Também no contexto cultural? No contexto das artes e da cultura, é importante ressaltar o papel desse setor tanto no Brasil quanto em Portugal. No Brasil, a cultura desempenha um papel relevante, inclusive economicamente, contribuindo mais para o PIB nacional do que a indústria automotiva. É um setor diversificado que engloba vários aspectos, incluindo o turismo. Essa retomada das relações bilaterais entre Brasil e Portugal oferece uma oportunidade para construir algo novo e significativo.

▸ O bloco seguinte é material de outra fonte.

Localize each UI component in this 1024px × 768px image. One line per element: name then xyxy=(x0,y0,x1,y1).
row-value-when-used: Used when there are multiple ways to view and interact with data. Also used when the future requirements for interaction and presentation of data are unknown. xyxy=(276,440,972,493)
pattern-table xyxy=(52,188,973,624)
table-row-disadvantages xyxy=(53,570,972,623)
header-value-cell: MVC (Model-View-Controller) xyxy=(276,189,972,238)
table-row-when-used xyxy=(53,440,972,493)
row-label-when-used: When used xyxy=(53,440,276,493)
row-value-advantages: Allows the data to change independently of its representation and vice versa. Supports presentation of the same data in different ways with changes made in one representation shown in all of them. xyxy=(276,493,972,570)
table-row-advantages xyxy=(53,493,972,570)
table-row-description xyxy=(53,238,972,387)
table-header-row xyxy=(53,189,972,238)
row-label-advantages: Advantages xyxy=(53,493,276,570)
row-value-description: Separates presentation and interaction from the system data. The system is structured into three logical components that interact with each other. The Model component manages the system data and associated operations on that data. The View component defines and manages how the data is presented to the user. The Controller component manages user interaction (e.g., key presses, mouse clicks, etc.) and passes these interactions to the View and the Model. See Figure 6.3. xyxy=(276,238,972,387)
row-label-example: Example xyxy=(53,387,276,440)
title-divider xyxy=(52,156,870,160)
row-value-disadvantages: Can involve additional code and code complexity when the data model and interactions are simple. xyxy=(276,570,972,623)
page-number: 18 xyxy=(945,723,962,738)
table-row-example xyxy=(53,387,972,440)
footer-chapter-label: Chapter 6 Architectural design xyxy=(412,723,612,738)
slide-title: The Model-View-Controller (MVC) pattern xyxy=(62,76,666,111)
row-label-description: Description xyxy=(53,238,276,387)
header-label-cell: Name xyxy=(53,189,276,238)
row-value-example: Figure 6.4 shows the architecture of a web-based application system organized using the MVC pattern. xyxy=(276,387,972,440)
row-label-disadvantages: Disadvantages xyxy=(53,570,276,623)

Não se trata apenas de reconstruir, mas também de criar algo novo.

Considerando esse cenário, como pensa que profissionais da cultura brasileiros podem expandir seu trabalho em Portugal? Destaco o audiovisual. Observamos globalmente a influência dos serviços de streaming, que estão se solidificando em todos os aspectos. Em Portugal já existe uma legislação que taxa a presença de plataformas como a Netflix, com a exigência de eles produzirem conteúdo local. Essas intersecções e possibilidades oferecidas pelos serviços de streaming, que ainda são tratados como novidades no Brasil, são um ponto crucial na questão.

Mas não apenas. Há vários outros aspectos que poderiam ser melhor disseminados por meio de ações mais efetivas, mas destaco a indústria do audiovisual como um ponto central na discussão. Diria aos profissionais que se prepararem adequadamente, assim como recomendaríamos a qualquer pessoa que estivesse preparando um plano de negócios. É importante entender o que se vai encontrar antes de mergulhar de cabeça.

Quais as oportunidades concretas? A ideia de coproduções, utilizando a incrível variedade de cenários que temos tanto no Brasil como em Portugal, é um exemplo. Tenho viajado por Portugal e, considerando a dimensão do país em relação ao Brasil, fiquei surpreso ao entender que existem regiões locais tão distintas e diferentes. É uma riqueza de cenários e culturas que pode ser bem explorada na indústria do audiovisual.

Para um português que deseja compreender melhor o Brasil por meio da cultura, o que recomendaria? Falando nas obras mais recentes, há no campo do audiovisual uma dramaturgia diversificada e de alta qualidade. Apesar de termos enfrentado quatro anos difíceis, esse período teve efeitos positivos e resultou em produções muito interessantes que uniram aspectos inesperados da cultura brasileira. Um desses efeitos foi o surgimento de vozes da periferia ocupando o centro do debate. Personagens como o rapper Emicida e o cantor Mano Brown são exemplos disso. Emicida, por exemplo, fez um trabalho incrível com um concerto no Teatro Municipal de São Paulo que acabou resultando em um filme maravilhoso. Da mesma forma, o podcast do Mano Brown traz essa voz da periferia para o centro do diálogo.

E no cinema isso também acontece? Há filmes que refletem essas vozes, como o filme "Marte Um", criado e filmado na periferia de Belo Horizonte (MG). Este filme, com um elenco desconhecido para o público em geral, foi indicado pelo Brasil para concorrer ao Oscar de filme internacional. Todo esse movimento é um reconhecimento importante no campo do audiovisual brasileiro. Estamos acostumados, por razões óbvias, com o grande sucesso das telenovelas, que são muito bem feitas e introduziram muitos rostos e personagens famosos. Mas é gratificante ver novas vozes ganhando destaque e mudando a forma como entendemos e valorizamos a cultura e a arte brasileira.